The Lower Village Cemetery was located near the original meeting house. A kiosk on the south side of the cemetery has a map on one side with numbers for the graves and a numerically ordered list of the 500-odd burials on the other side, showing names, dates of death, ages and dates of birth. The list is not up to date, as there are at least a half-dozen 21st century burials not shown. The earliest interment on record dates to 1711. Given Stow was settled in the 1680s, either everyone was preternaturally healthy or else earlier burials were not properly recorded. 
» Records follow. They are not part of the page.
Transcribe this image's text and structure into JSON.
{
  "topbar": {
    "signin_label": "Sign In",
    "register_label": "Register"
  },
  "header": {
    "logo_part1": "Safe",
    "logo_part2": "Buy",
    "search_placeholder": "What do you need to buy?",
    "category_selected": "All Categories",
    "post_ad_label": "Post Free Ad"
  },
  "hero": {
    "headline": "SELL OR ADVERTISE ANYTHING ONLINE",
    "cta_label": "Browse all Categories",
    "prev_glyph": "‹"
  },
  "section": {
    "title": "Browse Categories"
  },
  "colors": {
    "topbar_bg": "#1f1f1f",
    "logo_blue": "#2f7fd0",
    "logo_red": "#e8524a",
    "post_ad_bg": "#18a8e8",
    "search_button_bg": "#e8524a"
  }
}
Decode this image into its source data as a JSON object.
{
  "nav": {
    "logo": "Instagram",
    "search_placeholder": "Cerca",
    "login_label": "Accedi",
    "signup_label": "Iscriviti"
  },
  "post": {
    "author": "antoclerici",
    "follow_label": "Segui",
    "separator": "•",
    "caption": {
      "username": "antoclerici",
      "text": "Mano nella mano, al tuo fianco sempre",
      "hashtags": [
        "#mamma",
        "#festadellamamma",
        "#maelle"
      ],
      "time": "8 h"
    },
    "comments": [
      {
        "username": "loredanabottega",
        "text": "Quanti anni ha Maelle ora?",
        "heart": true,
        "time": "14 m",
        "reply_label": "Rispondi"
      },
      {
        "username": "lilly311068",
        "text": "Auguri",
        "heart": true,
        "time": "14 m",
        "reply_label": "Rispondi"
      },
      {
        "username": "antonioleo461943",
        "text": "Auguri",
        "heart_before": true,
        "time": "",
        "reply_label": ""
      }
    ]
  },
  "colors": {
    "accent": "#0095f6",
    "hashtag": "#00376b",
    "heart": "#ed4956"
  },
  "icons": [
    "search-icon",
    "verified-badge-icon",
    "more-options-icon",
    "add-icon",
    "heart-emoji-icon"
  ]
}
UMK for graves without headstones
Colonial era graveyards were not as tidy as now. Families did not own plots, graves were dug between graves, and over long periods of time stones were lost and burial spaces reused. Bones of the previously deceased were dumped in a common pit, burned, or left under where the new coffin would go. Stow's oldest cemetery is not quite that ancient, but there are many spaces where gravestones had once been, the only evidence now being a circular metal marker flush with the ground, lettered "UMK" for unmarked.

One of the few skull motif headstones in Lower Village Cemetery

The great majority of the headstones in Lower Village are made of slate, many obscured by over-growing lichen. Fewer are marble. Fewer still, granite. Familiar names include Brooks, Brown, Conant, Gates, Goodnow, Hale, Randall, Taylor and Whitney. Among the Whitneys, one stone is for Richard Whitney (1692-1775), next to it Hannah, his wife, and next to her Hannah, his wife. Richard and Hannah-1 had eight children before she died at the age of 50. Two years later he married Hannah-2, a widow who had five children from her first marriage. Richard and Hannah-2 had no additional children. They both passed away in 1775, after 30 years together.

Eastern Massachusetts headstone art changed through the centuries, the changes usually beginning in Boston and the neighboring cities, then radiating outward. The 1600s were characterized by a death's head - a toothy stylized skull flanked by wings. By the 1700s another iconographic motif took over. Called a winged cherub or a soul effigy, this motif was characterized by a fleshy face and life-like eyes, again flanked by wings. Many of the headstones in the Lower Village Cemetery display this image. By the late 1700s and early 1800s headstones featured a willow tree, an urn, or often the combination of the two. The willow was an ancient symbol of mourning. Urns were symbols of Roman-era items used to contain the deceased's ashes.

Headstone art in the Hartshorn/Mullicken style
A small subset of stones in Stow present an entirely different direction - a simplified, mask-like face, no wings, with much of the rest of the stone showing circles filled with spirals or stylized flower outlines. These look very modern, but date to 1700-1760. Massachusetts stone carvers associated with this style were John Hartshorn, Robert Mullicken and Mullicken's three sons.

To visit this cemetery, park at Shaw's Plaza and walk over. Its layout predates the Rural Cemetery Movement, which made its first appearance in the United States with Mount Auburn Cemetery, in Cambridge (1831). That innovation called for a site distant from the immediate neighborhood of meeting houses or churches, either town owned or privately owned, often on a hillside near the outer edges of town, with winding paths and extensive landscaping. Cemeteries became not what you passed on your way to Sunday service, but rather a place you might visit to honor the departed, take a meditative walk, or even have a picnic. Stow's newest cemetery - Brookside (1864) - is more aligned with the latter concept while Hillside (1849) - Stow's second cemetery - is more of the old style.

Cupid design for headstone; popular in the 1700s
Tombstone art has become common again. Headstones now tend to be long-lasting granite. Rather than being hand-carved, these very hard stones are etched with a computer-guided laser. Images can range from simple information to portraits of the departed, or perhaps something important from their life. In Matinicus Cemetery, Matinicus Island, Maine, some of the stones include an image of the lobster boat that belonged to the deceased.  

Maynard's Glenwood Cemetery was dedicated in 1871, so it contains none of these old-style slate stones or headstone art. There are 20-30 stones dated earlier than 1871; either these were buried in anticipation that the town would purchase the land for a town cemetery or else they were relocated from family plots on family land after the cemetery was open for business.